Сирил Коннолли отличался приятной наружностью: блондин с редкими и легкими волосами, довольно румяным лицом и носом в виде запятой. Этот строгий, но справедливый критик проводил лето, объезжая Францию, сидя за рулем открытой машины — как правило, красной, — в обществе очередной любовницы, которой не переставая, рассказывая о прелестях предыдущей. Становилось понятно, почему ему так часто приходилось их менять.
Другая видная фигура этой профранцузской элиты середины века — критик и эрудит Реймонд Мортимер, который говорил, что временное отсутствие Франции дает ему ощущение, будто пропала половина Англии.

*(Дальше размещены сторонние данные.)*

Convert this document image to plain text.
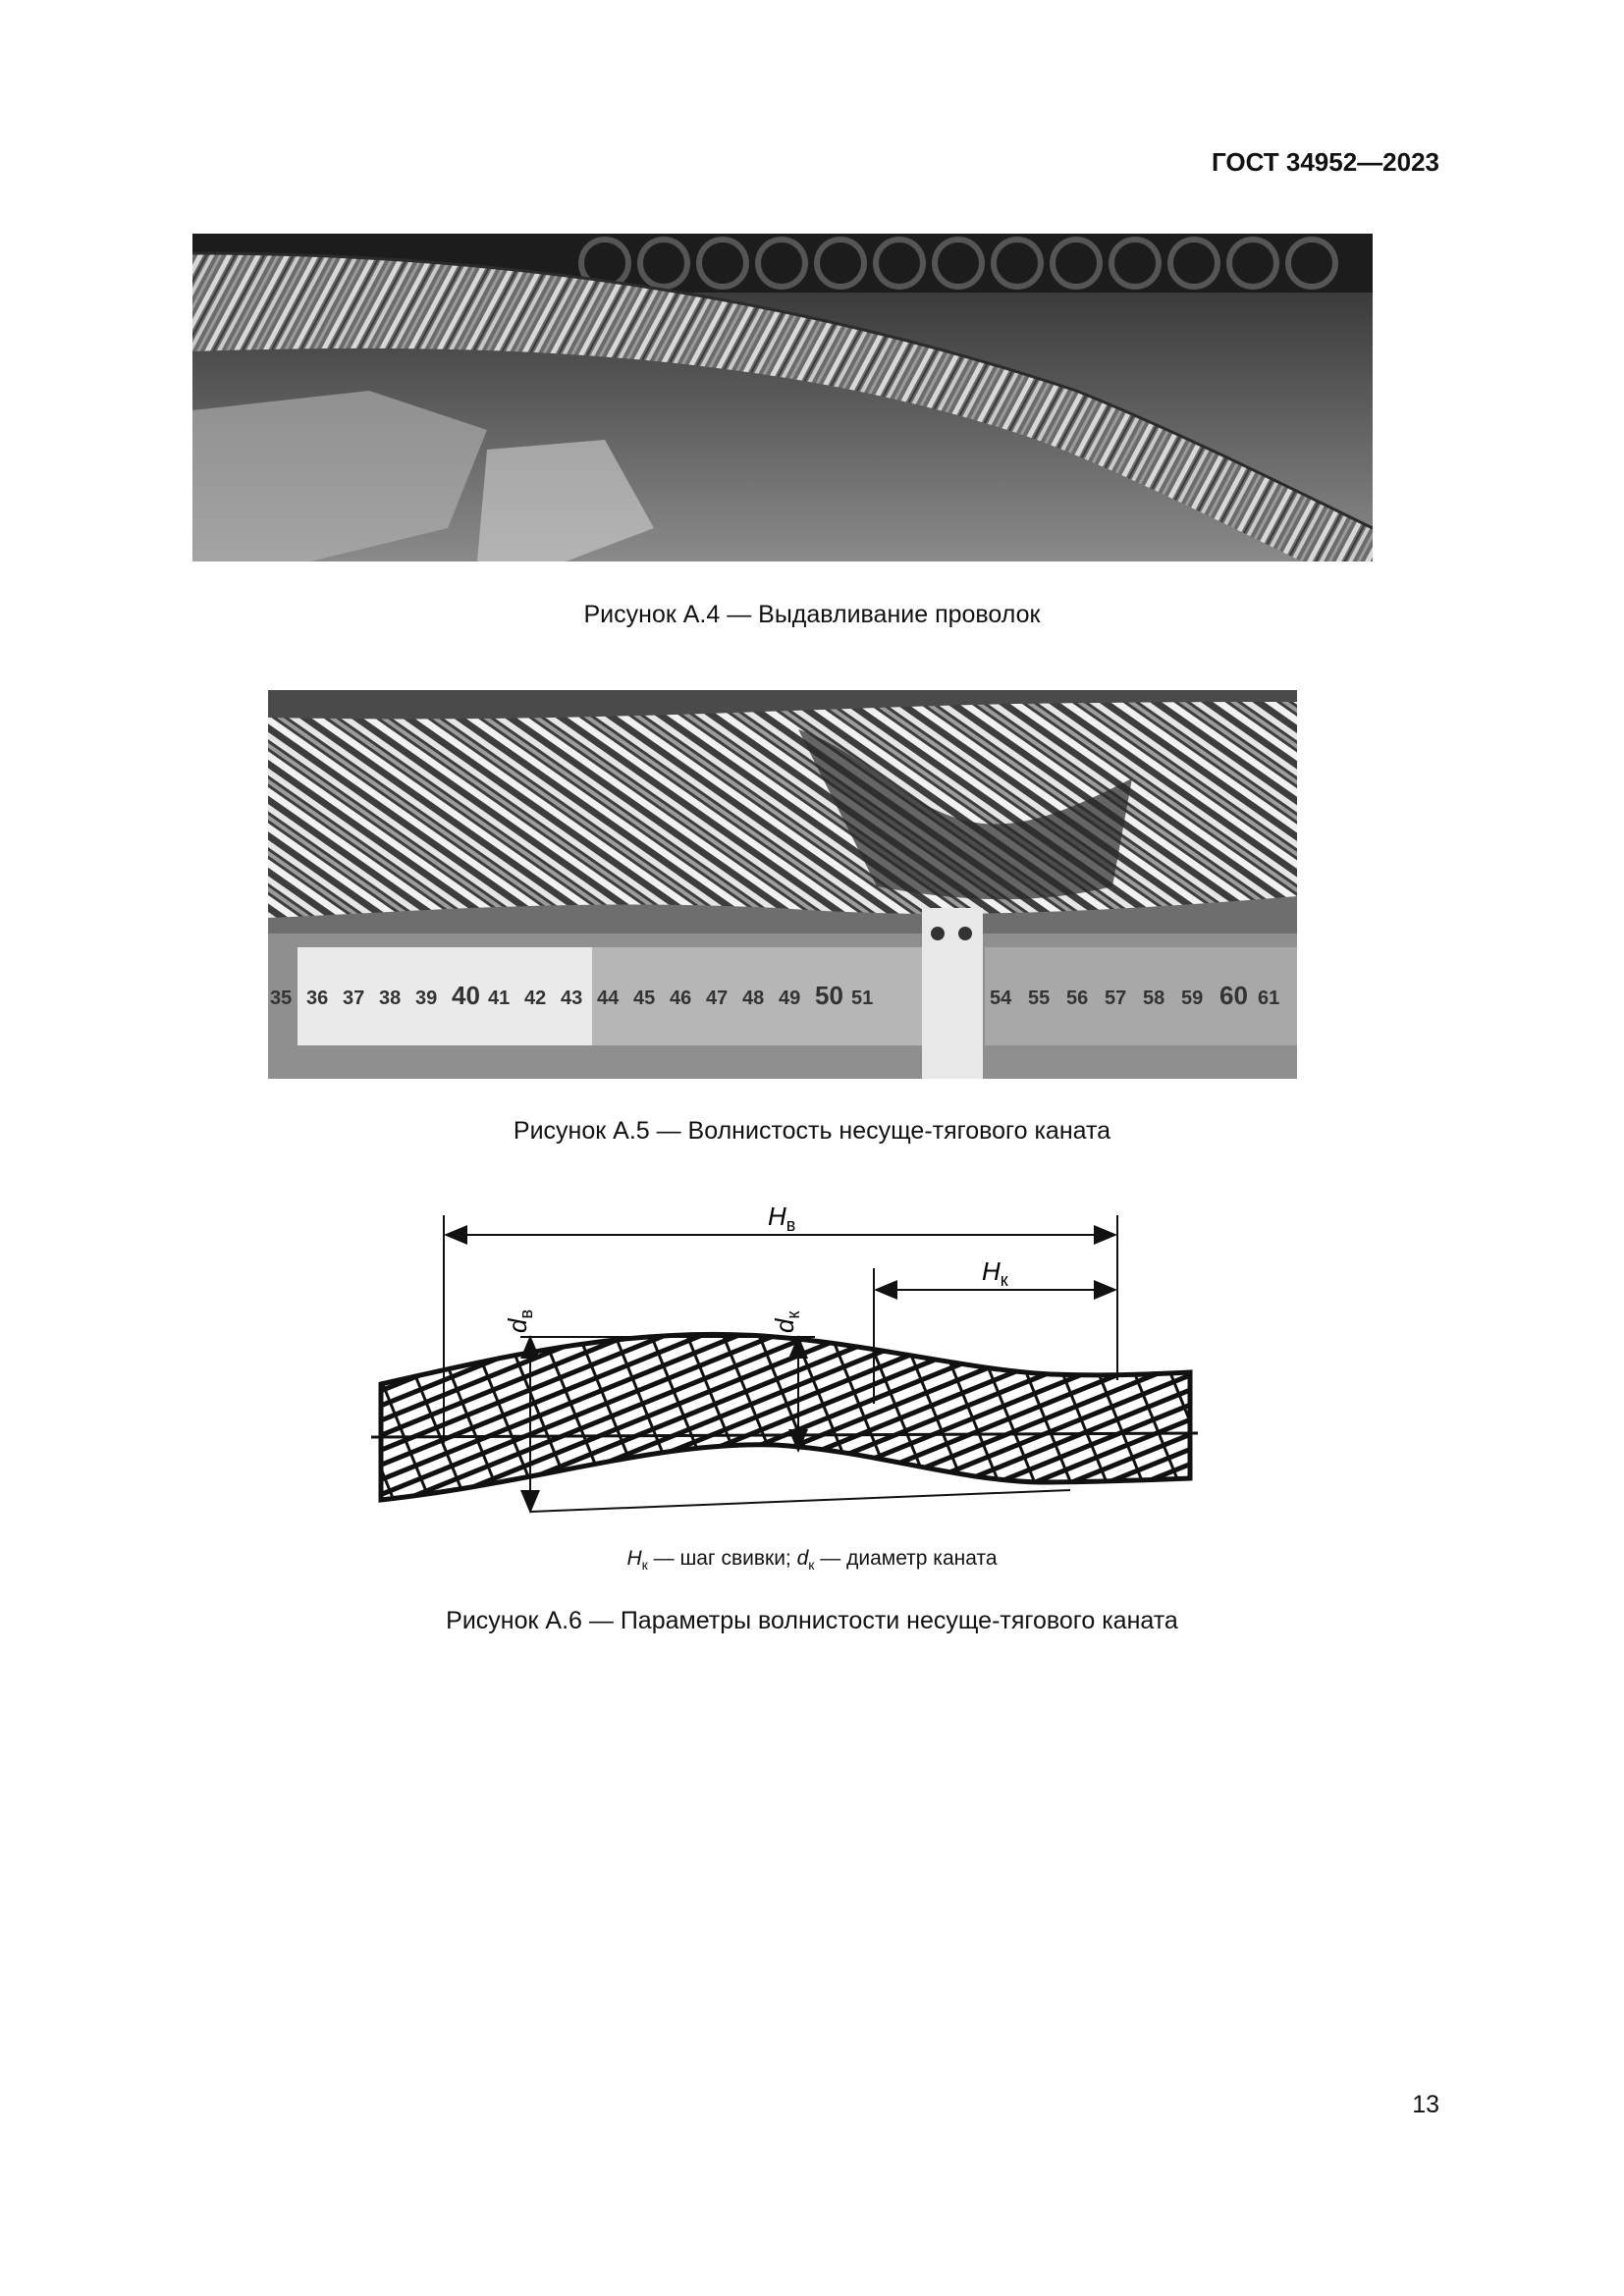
ГОСТ 34952—2023
Рисунок А.4 — Выдавливание проволок
35 36 37 38 39 40 41 42 43 44 45 46 47 48 49 50 51	54 55 56 57 58 59 60 61
Рисунок А.5 — Волнистость несуще-тягового каната
$H_в$
$H_к$
$d_в$
$d_к$
$H_к$ — шаг свивки; $d_к$ — диаметр каната
Рисунок А.6 — Параметры волнистости несуще-тягового каната
13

Когда он меня пригласил, также на Пэлл-Мэлл, но в соседний с «Трэвеллерс» клуб «Реформ» — где до сих пор нужно заявлять, чтобы быть туда принятым, что вы за Reform Bill 1832 года! [42] — его первые вопросы были: «Как поживает Мориак, что стало с Жидом, что поделывает Сартр?» Ладно бы еще два первых. Но довольно странно — упомянуть среди наших главных писателей Сартра, который опубликовал всего лишь «Тошноту» и «Стену».
Что я мог ответить? Что Мориак очень достойно, но очень тихо удалился в свои борделезские виноградники? Что Жид, избрав на время Ниццу, чтобы получать там скупые почести от своих почитателей, предпочел вскоре уехать в Северную Африку, молодое население которой больше подходило его вкусам? Что Сартр, пунктуальный, как чиновник, усаживался каждое утро за стол в кафе «Флора» и писал, в то время как его пьесы шли в театре с благословения немецкой цензуры?
42
Реформа избирательной системы в Англии 1832 гола (англ.). (Прим. перев.)

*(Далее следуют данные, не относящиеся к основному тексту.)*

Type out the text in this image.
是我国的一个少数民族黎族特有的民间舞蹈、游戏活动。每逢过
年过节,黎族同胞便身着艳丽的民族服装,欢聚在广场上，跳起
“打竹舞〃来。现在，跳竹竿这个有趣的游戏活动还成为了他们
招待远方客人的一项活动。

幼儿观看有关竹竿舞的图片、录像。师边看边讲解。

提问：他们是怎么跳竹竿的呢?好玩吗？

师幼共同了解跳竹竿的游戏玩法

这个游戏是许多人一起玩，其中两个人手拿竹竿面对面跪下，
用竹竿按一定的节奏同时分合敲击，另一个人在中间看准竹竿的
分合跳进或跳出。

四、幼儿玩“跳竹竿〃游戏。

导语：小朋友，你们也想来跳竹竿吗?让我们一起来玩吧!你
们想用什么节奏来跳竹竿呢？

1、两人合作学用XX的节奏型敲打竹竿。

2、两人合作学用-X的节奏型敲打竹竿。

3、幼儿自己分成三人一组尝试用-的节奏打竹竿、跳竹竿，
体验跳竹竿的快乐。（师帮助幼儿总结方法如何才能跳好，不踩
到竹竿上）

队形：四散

Я мог бы добавить, что Дриё Ла Рошель продолжал бесчестить себя, поддерживая фашизм, в который не верил, что Эмманюэль Берль, писавший первые речи Петена, оказался застигнут врасплох расовыми законами и что Мальро, гнушаясь Сопротивлением, которое не позволяло позы, предпочитал переживать любовь на Лазурном Берегу.
Бир-Хакем нашей литературы еще не наступил.

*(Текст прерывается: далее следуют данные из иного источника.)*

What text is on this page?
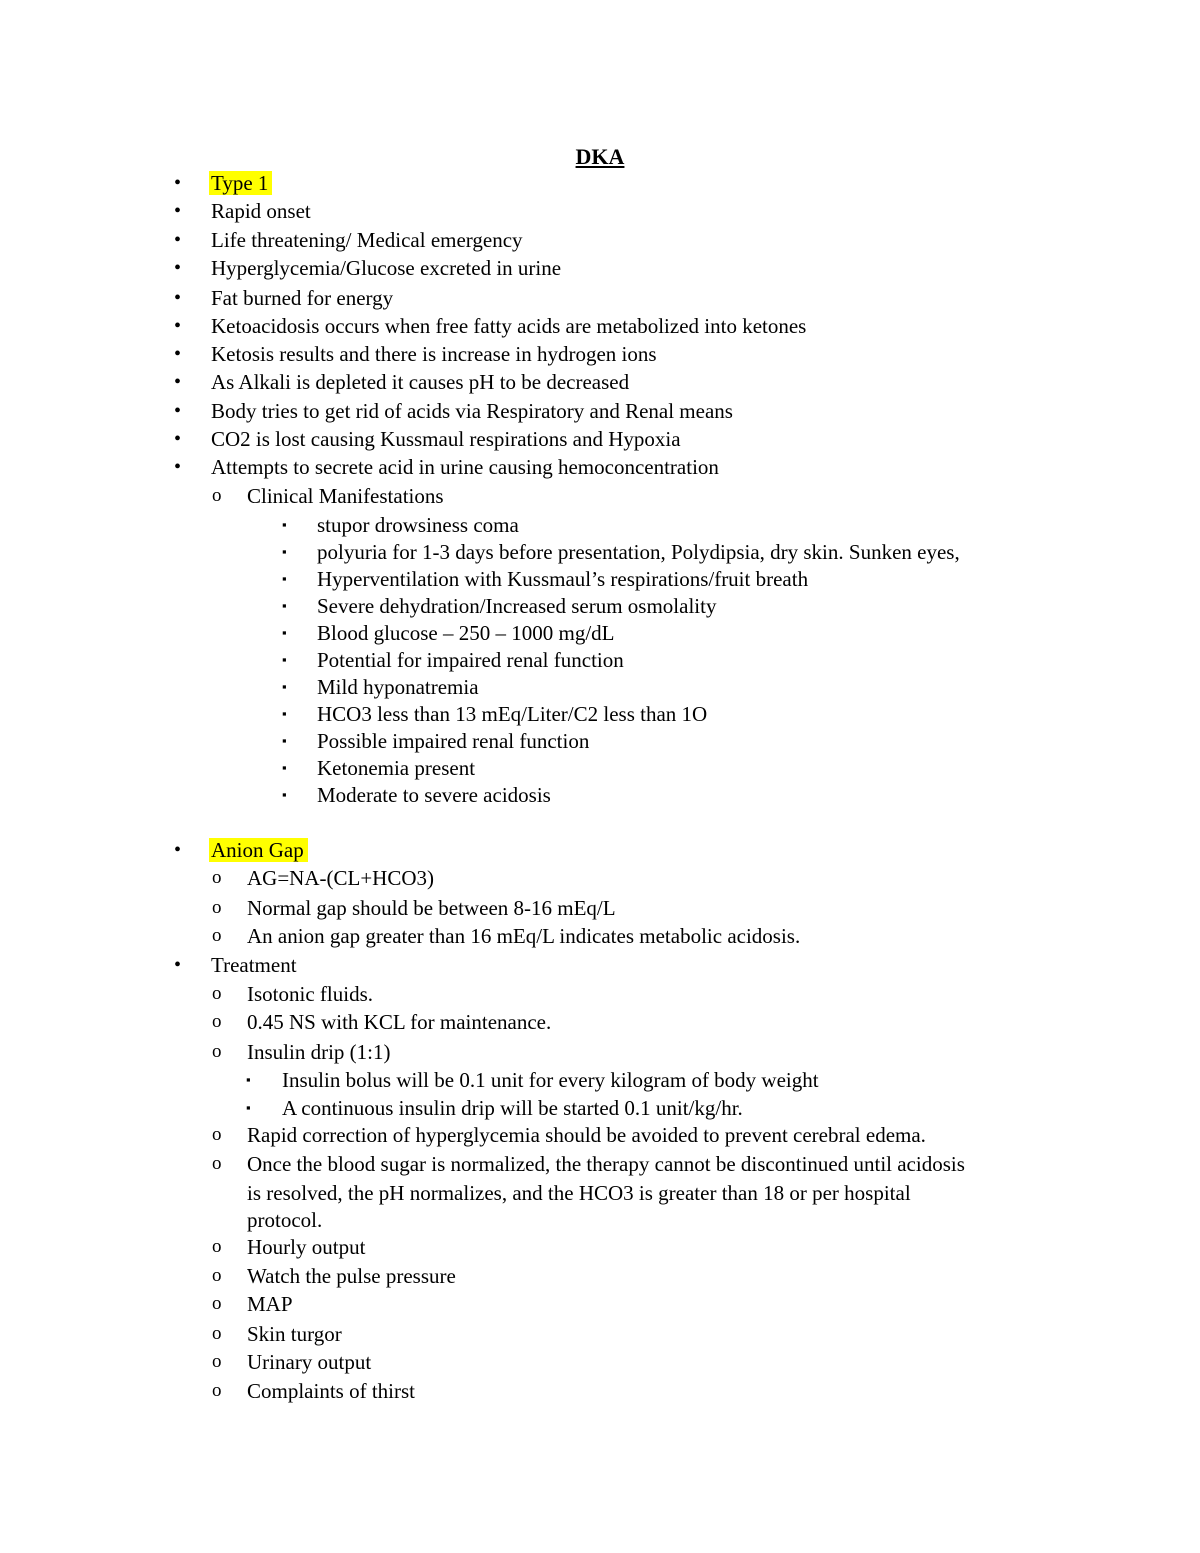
DKA
• Type 1
• Rapid onset
• Life threatening/ Medical emergency
• Hyperglycemia/Glucose excreted in urine
• Fat burned for energy
• Ketoacidosis occurs when free fatty acids are metabolized into ketones
• Ketosis results and there is increase in hydrogen ions
• As Alkali is depleted it causes pH to be decreased
• Body tries to get rid of acids via Respiratory and Renal means
• CO2 is lost causing Kussmaul respirations and Hypoxia
• Attempts to secrete acid in urine causing hemoconcentration
o Clinical Manifestations
▪ stupor drowsiness coma
▪ polyuria for 1-3 days before presentation, Polydipsia, dry skin. Sunken eyes,
▪ Hyperventilation with Kussmaul’s respirations/fruit breath
▪ Severe dehydration/Increased serum osmolality
▪ Blood glucose – 250 – 1000 mg/dL
▪ Potential for impaired renal function
▪ Mild hyponatremia
▪ HCO3 less than 13 mEq/Liter/C2 less than 1O
▪ Possible impaired renal function
▪ Ketonemia present
▪ Moderate to severe acidosis
• Anion Gap
o AG=NA-(CL+HCO3)
o Normal gap should be between 8-16 mEq/L
o An anion gap greater than 16 mEq/L indicates metabolic acidosis.
• Treatment
o Isotonic fluids.
o 0.45 NS with KCL for maintenance.
o Insulin drip (1:1)
▪ Insulin bolus will be 0.1 unit for every kilogram of body weight
▪ A continuous insulin drip will be started 0.1 unit/kg/hr.
o Rapid correction of hyperglycemia should be avoided to prevent cerebral edema.
o Once the blood sugar is normalized, the therapy cannot be discontinued until acidosis
is resolved, the pH normalizes, and the HCO3 is greater than 18 or per hospital
protocol.
o Hourly output
o Watch the pulse pressure
o MAP
o Skin turgor
o Urinary output
o Complaints of thirst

Увы, нельзя перечитать Реймонда Мортимера, потому что он умышленно ничего не опубликовал, кроме одной книжечки «Try Anything Once», [43] где содержатся три коротких текста, которые показались ему самыми завершенными из сотен, написанных для «Нью стейтмент» и «Санди таймс». Он предварил их автопортретом: «The author is a shameless elitist who always preferred liberty to equality…» [44]
43
«Попробуй хоть раз» (англ.). (Прим. ред.)
44
«Автор — это не имеющий стыда представитель элиты, который всегда отдавал предпочтение свободе перед равенством» (англ.). (Прим. ред.)
Слово «shameless» хорошо его определяло: без стыда, без утайки, без лицемерия, всегда такой, какой есть. Он был гомосексуалистом, но не стыдился этого, не выставлял напоказ и не был склонен к прозелитизму — совершенно сдержанный и совершенно независимый ум.
Длинная волнистая прядь над чеканным профилем, внимательный и благожелательный взгляд: он был любопытен ко всему, но от всего отстранен.
Я не знал никого другого, способного так погрузиться в непринужденную беседу, кем бы ни был его собеседник: старьевщиком, герцогом, археологом, фермером, электриком или офицером индийской армии.
Ему было достаточно одной-единственной статьи, чтобы обеспечить успех книги. Какой молодой преподаватель Оксфорда или Кембриджа, погружаясь в еженедельники, не выуживал оттуда антологию Мортимера — панораму литературы середины XX века?
Он делил с двумя друзьями очаровательный, напоминавший фонарь деревенский домик в Хенли, на берегу Темзы, где была пришвартована длинная плоскодонная лодка из светлого лакированного дерева.
У каждого из троих имелась своя квартира в Лондоне. Но они были связаны общими сентиментальными воспоминаниями, а потому бывали здесь каждый уикэнд, чтобы вместе насладиться преходящей жизнью.